At the next level up, understanding what is happening at a strategic level is the task of data integration. Most customer relationships span multiple experiences – active and reactive, at a point in time and over time. To truly understand the customer, we need to see how they are experiencing the customer relationship across all touchpoints and over time. This is where an application like HumanListening’s Data Wrangler is so important. It meshes internal data and data from multiple surveys into a coherent picture of the real customer experience and cause and effect. We still seek to determine who is satisfied and why but doing so can be largely automated and data driven.

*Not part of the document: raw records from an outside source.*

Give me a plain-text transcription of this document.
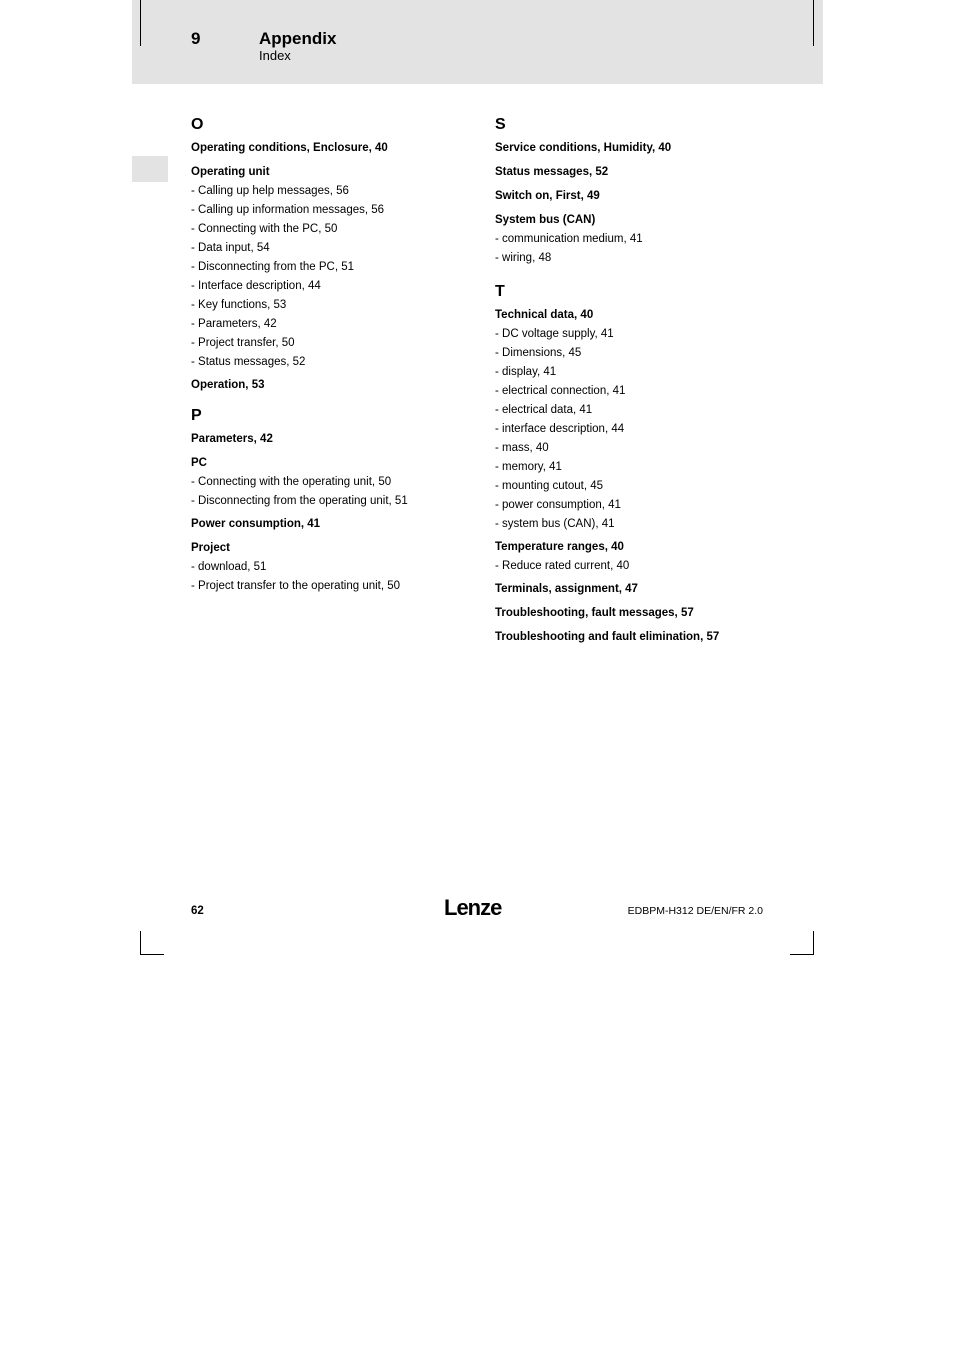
9	Appendix
Index
O
Operating conditions, Enclosure, 40
Operating unit
- Calling up help messages, 56
- Calling up information messages, 56
- Connecting with the PC, 50
- Data input, 54
- Disconnecting from the PC, 51
- Interface description, 44
- Key functions, 53
- Parameters, 42
- Project transfer, 50
- Status messages, 52
Operation, 53
P
Parameters, 42
PC
- Connecting with the operating unit, 50
- Disconnecting from the operating unit, 51
Power consumption, 41
Project
- download, 51
- Project transfer to the operating unit, 50
S
Service conditions, Humidity, 40
Status messages, 52
Switch on, First, 49
System bus (CAN)
- communication medium, 41
- wiring, 48
T
Technical data, 40
- DC voltage supply, 41
- Dimensions, 45
- display, 41
- electrical connection, 41
- electrical data, 41
- interface description, 44
- mass, 40
- memory, 41
- mounting cutout, 45
- power consumption, 41
- system bus (CAN), 41
Temperature ranges, 40
- Reduce rated current, 40
Terminals, assignment, 47
Troubleshooting, fault messages, 57
Troubleshooting and fault elimination, 57
62	Lenze	EDBPM-H312 DE/EN/FR 2.0
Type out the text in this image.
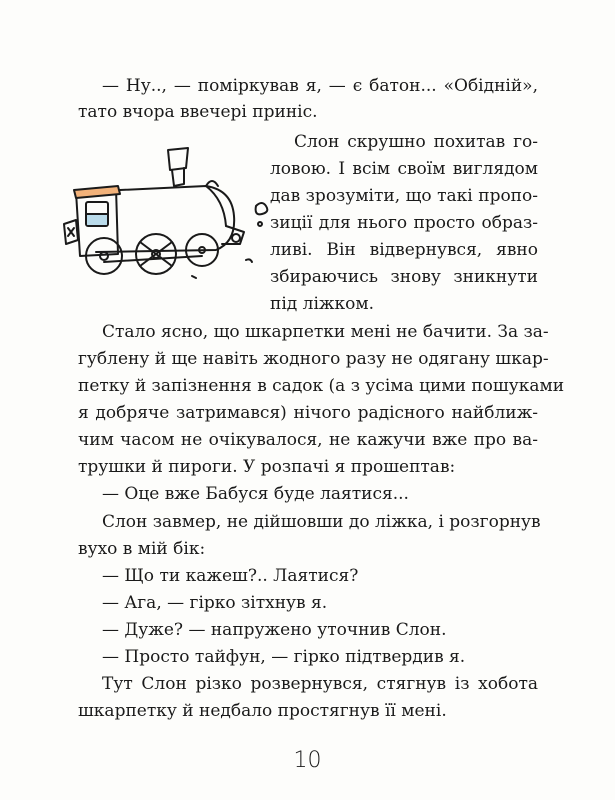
— Ну.., — поміркував я, — є батон... «Обідній»,
тато вчора ввечері приніс.
Слон скрушно похитав го-
ловою. І всім своїм виглядом
дав зрозуміти, що такі пропо-
зиції для нього просто образ-
ливі. Він відвернувся, явно
збираючись знову зникнути
під ліжком.
Стало ясно, що шкарпетки мені не бачити. За за-
гублену й ще навіть жодного разу не одягану шкар-
петку й запізнення в садок (а з усіма цими пошуками
я добряче затримався) нічого радісного найближ-
чим часом не очікувалося, не кажучи вже про ва-
трушки й пироги. У розпачі я прошептав:
— Оце вже Бабуся буде лаятися...
Слон завмер, не дійшовши до ліжка, і розгорнув
вухо в мій бік:
— Що ти кажеш?.. Лаятися?
— Ага, — гірко зітхнув я.
— Дуже? — напружено уточнив Слон.
— Просто тайфун, — гірко підтвердив я.
Тут Слон різко розвернувся, стягнув із хобота
шкарпетку й недбало простягнув її мені.
10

The next layer is to understand return on investment – this is the so what. So what if customers have poor call quality – it can depend on what they are paying and their expectations. Ultimately, its impact and importance can be understood in terms of the behavioural impact on the customer relationship. This ability is developed by linking financial data and customer experience data so that we can understand the commercial impact both now and in the future. Businesses run lean and decisions on investment need to be supported by understanding the relative ROI. It is par for the course now to look at results and understand their impact in terms of conversion. If I do this, will it increase satisfaction, which will increase advocacy and decrease churn? How much will we benefit?
Communicating the story of what and so what is the foundation for now what. A big part of our work as consultants is providing good advice on how our clients can drive improved customer experience. The underlying principles that were in play 20 years ago really have not changed. Generally, driving positive change from CX data is about identifying a failure of process or failure in an application of process. The details that help us diagnose which is which are in the open-ended feedback and our use of conversational chatbots is pivotal to eliciting it from customers through deeper consideration of their experiences and describing the causes through better text analytics.
Our HumanListening technology empowers us as never before. If a customer says they have a poor experience onboarding a new product because of the form, our chatbot technology probes to identify the process, the form and the specific issue – e.g. lack of clear instructions or poor formatting. Our analytics captures and consolidates similar feedback and estimates the impact it is having on customer experience. We can identify an exact issue and an exact outcome of it with an exact cause. This is modern insights.
Ultimately though, this level of detail still requires human to human interaction to package up the story. It isn’t about the form. It is about the narrative of the customer experience and how it is shaped by needs and expectations and what happens when you deliver to them …or not.
A CX program which is episodic in nature means that it is aligned to the stages that customers employees go through in their relationship with an organisation.